Why tomorrow’s patient needs a digital NHS: takeaway messages and key learnings
On 22 February, DigitalHealth.London hosted our first Anniversary Summit – why tomorrow’s patient needs a digital NHS – attended by a mix of over 120 NHS leaders, clinicians, healthcare professionals and innovators. Here we round-up the takeaway messages and key learning points.
By Richard Vize
What patients want from technology
Patients want technology which supports independent living by empowering them to manage their condition.
They want an integrated suite of options which allows them to build their own strategies to fit their unique lives, and they need clear and timely information they can act on, not lots of information.
At present it takes years of experience, trial, error and learning to develop effective self-management of a
long-term condition. Clinicians need to be digital champions, helping patients identify technology with which they can develop strategies for their condition in much less time.
What patients want from entrepreneurs
Patients want entrepreneurs to involve them in every stage of design and development. They should not throw tech at patients and expect them to find it useful, but explore the importance to patients of their idea before developing it. Filling in the gaps in their care and lives is more valuable than duplicating existing services.
Entrepreneurs need to understand how their technology relates to patient behaviour change, and to design it from evidence rather than anecdotes and assumptions. Measurement is crucial at every stage, such as using the Patient Activation Measure to assess effectiveness.
Health apps which do not join up are of limited use. Technology needs to be bundled together to meet the needs of the whole person, and address well-being rather than just clinical objectives.
How young and old, male and female patients use technology
There are 12.6 million UK citizens with no digital skills; the health prize for connecting them would be immense
Men are more likely to have digital skills but women are more likely to interact about health.
Don’t make easy assumptions about age and use of health-related tech. There is compelling evidence that all age groups – including 85+ – will engage with tech over long periods if they are given encouragement and support.
Tech savvy young people are often poor at engaging with health apps and information, which is one reason they are a major contributor to inappropriate use of A&E.
The potential role of virtual reality in patient-centred care
The power of virtual reality is that it is an immersive experience. It is already making treatment more comfortable and effective, such as by calming a child before an operation or distracting a patient during a painful procedure.
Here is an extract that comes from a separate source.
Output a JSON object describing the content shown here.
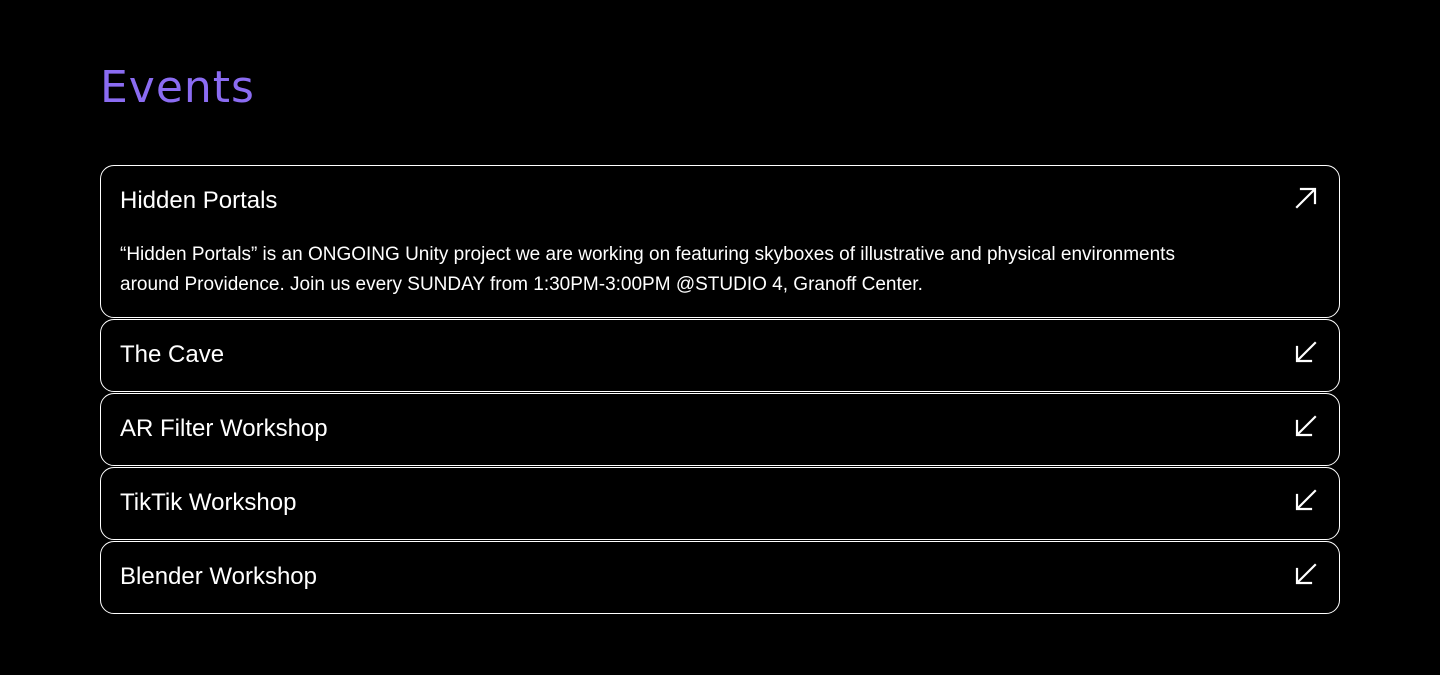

VR is demonstrating potential as a diagnostic tool, such as detecting cognitive impairment as an early sign of dementia. Novel therapies are being developed. For example, there is a trial to determine whether it could cut the incidence of post-operative delirium in intensive care by allowing patients to explore the unit virtually before their operation; this can reduce their disorientation when they come round from an operation.
It is revolutionising education and training, such as by allowing surgeons all over the world to be immersed in an operation. This could accelerate the spread of new surgical procedures.
Virtual reality will help clinicians to experience healthcare from the patient’s perspective, which could transform care quality.
The relationship between artificial intelligence, clinicians and patients
Artificial intelligence will redefine the role of clinicians and strip them of their monopoly of knowledge.
Combining mobile technology with automated diagnosis offers the prospect of universally accessible and affordable healthcare, by reducing dependence on scarce and expensive clinicians.
Clinicians risk losing the ability to work independently of machines. Bu it will be a long time, if ever, before machines can match the intuition of humans in understanding the context of a patient’s life. The clinician’s skill will be to unite the diagnostic power of artificial intelligence with a human understanding of a patient’s life and expectations.
How healthcare systems should approach technological innovation
Mark Zuckerberg‘s approach to innovation of move fast and break things won’t work here; in healthcare the rule is move slow and don‘t kill people.
Teams need to develop creative approaches to understanding their patients, such as storyboarding people’s lives. Technology needs to be tested with clinicians as well as patients; products that make the lives of staff harder will not work. Infrastructure, such as Wi-Fi in care homes, is essential.
Focusing on the hardest to reach groups first – those with the greatest health and digital inequalities – will deliver the greatest benefits.
Innovators need to be sure they are trying to answer the right question. Senior leaders often have a poor understanding of technology and its potential, so they need to be educated about its importance to patients’ lives. The NHS and its staff have a duty to inform the tech market, such as highlighting apps with a good evidence base, but should not seek to control it.
Innovation will be slow and success may be limited because tech is being grafted on to poor systems that are resistant to change. Dogged determination to execute is essential – vision is not enough.